How to calc. your age in days..?

• 03-11-2002
Gugge
How to calc. your age in days..?
Does anybody have a good idea, to how the easiest way to
calc you age in days.

------------------------------------code until now.

int yearcalc_how_many_y, yearcalc_how_many_days;
int date, month, birthyear, age;

int calc_age_i_dage(int date, int month, int birthyear)
{
int currentyear = 2002;
printf("plz key you birthday<dd>: ");
scanf("%d", &date);
printf("Plz key in month <mm>: ");
scanf("%d", &month);
printf("plz key in birthyear <yyyy>: ");
scanf("%d", &birthyear);
age = date+month+birthyear;

yearcalc_how_many_y = (currentyear - birthyear);
printf("%d",yearcalc_how_many_y);
yearcalc_how_many_days = (yearcalc_how_many_y * 365)+((yearcalc_how_many_y/4)-1);
printf("%d",yearcalc_how_many_days);

return age;
}

int main()
{

struct date d;

getdate(&d);
printf("The current year is: %d\n", d.da_year);
printf("The current day is: %d\n", d.da_day);
printf("The current month is: %d\n", d.da_mon);

calc_age_i_dage(date, month, birthyear);

printf("Age: %d", age);

getch();
return 0;
}

/*
Which year is leap year.
<2000>-1996-1992-1988-1984-1980-1976-1972-1968-1964-1960-1956-1952-1948

Year 2000 didn't count, because, year which divides with 400 is not a leap year
*/
• 03-11-2002
Prelude
What kind of precision do you need?
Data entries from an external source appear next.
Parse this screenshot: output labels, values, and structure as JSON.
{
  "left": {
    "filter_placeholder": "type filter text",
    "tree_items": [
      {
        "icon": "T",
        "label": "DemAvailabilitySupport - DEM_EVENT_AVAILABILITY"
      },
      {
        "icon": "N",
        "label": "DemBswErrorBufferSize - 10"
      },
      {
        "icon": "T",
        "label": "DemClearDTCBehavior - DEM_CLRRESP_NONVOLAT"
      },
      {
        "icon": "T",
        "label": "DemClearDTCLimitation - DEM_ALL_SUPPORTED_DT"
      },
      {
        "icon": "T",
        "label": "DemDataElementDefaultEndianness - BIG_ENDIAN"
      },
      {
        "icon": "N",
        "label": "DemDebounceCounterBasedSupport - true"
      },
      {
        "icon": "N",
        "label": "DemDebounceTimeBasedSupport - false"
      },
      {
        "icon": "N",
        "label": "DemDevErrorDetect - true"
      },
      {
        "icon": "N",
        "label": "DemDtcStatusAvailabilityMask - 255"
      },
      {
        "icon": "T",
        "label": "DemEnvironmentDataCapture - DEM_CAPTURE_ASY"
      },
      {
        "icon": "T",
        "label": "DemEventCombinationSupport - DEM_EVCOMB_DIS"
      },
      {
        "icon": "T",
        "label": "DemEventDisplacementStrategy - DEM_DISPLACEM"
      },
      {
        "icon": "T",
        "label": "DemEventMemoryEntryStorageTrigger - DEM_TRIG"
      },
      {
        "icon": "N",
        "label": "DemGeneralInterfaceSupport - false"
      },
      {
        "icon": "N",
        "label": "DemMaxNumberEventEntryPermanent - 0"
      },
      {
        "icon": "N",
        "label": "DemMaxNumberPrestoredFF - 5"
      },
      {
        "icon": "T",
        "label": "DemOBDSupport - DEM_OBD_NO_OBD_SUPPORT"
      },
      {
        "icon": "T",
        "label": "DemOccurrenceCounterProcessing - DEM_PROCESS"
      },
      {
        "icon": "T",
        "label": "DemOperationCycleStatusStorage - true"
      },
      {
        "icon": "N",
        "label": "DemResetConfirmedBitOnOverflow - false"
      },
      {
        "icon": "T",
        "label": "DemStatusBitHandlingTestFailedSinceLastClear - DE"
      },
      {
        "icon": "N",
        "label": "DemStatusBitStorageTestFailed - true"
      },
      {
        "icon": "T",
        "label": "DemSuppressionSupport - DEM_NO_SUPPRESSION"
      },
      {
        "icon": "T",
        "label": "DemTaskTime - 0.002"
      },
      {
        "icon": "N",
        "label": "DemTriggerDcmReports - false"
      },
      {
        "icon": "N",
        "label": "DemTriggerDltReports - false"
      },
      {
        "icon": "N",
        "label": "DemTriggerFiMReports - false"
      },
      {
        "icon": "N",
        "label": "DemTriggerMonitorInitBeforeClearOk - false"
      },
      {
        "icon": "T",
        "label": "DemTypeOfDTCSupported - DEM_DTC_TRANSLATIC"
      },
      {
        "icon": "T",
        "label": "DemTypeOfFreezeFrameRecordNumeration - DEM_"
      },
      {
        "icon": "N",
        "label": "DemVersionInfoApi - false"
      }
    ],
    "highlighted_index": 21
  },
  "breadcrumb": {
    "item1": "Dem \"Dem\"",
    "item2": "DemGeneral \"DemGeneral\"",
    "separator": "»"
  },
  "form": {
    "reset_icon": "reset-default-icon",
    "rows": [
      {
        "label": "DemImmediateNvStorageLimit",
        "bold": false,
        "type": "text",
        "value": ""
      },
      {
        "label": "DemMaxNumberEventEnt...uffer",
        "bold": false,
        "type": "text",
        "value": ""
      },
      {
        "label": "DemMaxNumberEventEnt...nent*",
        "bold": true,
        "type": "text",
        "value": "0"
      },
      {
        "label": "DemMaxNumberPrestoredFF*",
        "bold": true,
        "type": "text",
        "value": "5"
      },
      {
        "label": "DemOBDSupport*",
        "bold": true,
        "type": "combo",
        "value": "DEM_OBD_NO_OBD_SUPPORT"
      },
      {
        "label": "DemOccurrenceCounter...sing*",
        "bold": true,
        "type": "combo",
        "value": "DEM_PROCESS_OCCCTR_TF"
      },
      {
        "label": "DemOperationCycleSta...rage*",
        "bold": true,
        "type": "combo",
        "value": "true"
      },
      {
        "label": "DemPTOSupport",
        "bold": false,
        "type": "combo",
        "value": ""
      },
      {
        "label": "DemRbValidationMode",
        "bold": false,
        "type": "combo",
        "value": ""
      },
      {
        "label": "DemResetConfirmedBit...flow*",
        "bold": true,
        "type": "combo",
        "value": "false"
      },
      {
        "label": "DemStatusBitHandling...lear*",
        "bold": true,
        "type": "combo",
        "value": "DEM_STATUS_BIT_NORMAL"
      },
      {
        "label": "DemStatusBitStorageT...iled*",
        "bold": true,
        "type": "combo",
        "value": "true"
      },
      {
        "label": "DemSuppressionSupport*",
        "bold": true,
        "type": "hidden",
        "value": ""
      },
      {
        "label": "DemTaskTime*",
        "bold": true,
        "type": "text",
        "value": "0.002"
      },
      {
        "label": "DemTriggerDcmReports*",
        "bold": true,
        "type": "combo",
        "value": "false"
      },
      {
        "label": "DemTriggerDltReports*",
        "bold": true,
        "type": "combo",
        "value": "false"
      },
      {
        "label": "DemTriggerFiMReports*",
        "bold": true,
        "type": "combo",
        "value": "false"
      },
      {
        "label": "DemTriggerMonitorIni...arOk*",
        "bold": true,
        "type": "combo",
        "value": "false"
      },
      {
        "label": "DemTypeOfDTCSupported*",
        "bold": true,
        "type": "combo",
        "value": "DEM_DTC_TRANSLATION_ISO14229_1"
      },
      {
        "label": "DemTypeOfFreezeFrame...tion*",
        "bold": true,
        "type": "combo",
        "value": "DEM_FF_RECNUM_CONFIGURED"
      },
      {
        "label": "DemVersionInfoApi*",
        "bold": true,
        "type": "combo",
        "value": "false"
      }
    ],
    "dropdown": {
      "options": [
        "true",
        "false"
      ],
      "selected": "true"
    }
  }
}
If it doesn't matter then just multiply the age in years by the number of days in a standard year.

-Prelude
• 03-11-2002
ygfperson
imho, your program's flawed. scrap it, and think up a new one. try to limit your variables as much as possible
• 03-11-2002
quzah
You can simplify this, as Prelude stated:

days_alive = (int)(365.25 * years_alive);

Actually, you could also use standard 'time' functions and do a bit of subtraction also...

Quzah.
• 03-11-2002
Gugge
yes prob, but is that precis enough, it's has to be 99% correct..
• 03-12-2002
quzah
> yes prob, but is that precis enough, it's has to be 99% correct..

If it only hast to be 99% correct, you don't even have to bother
using .25 on the end. Hell, you can bee over 3 days off PER YEAR

Quzah.
• 03-12-2002
Prelude
>yes prob, but is that precis enough, it's has to be 99% correct..
99% correct in this context is way off and gives you a lot of breathing room.
Calculate the current number of days that have passed in the current year then just
totalDays = ( totalYears - 1 ) * 365 + currentDays;
and you'll still be very accurate without having to bother with leap year and all of that junk.

The hardest part will be counting the days that have passed in the current year, which should tell you how easy this can be. ;)

-Prelude
• 03-13-2002
Carlos
My opinion is: if you do something, then do it right.
If the algorythm you're using is not 100% accurate, well, don't call it algorythm.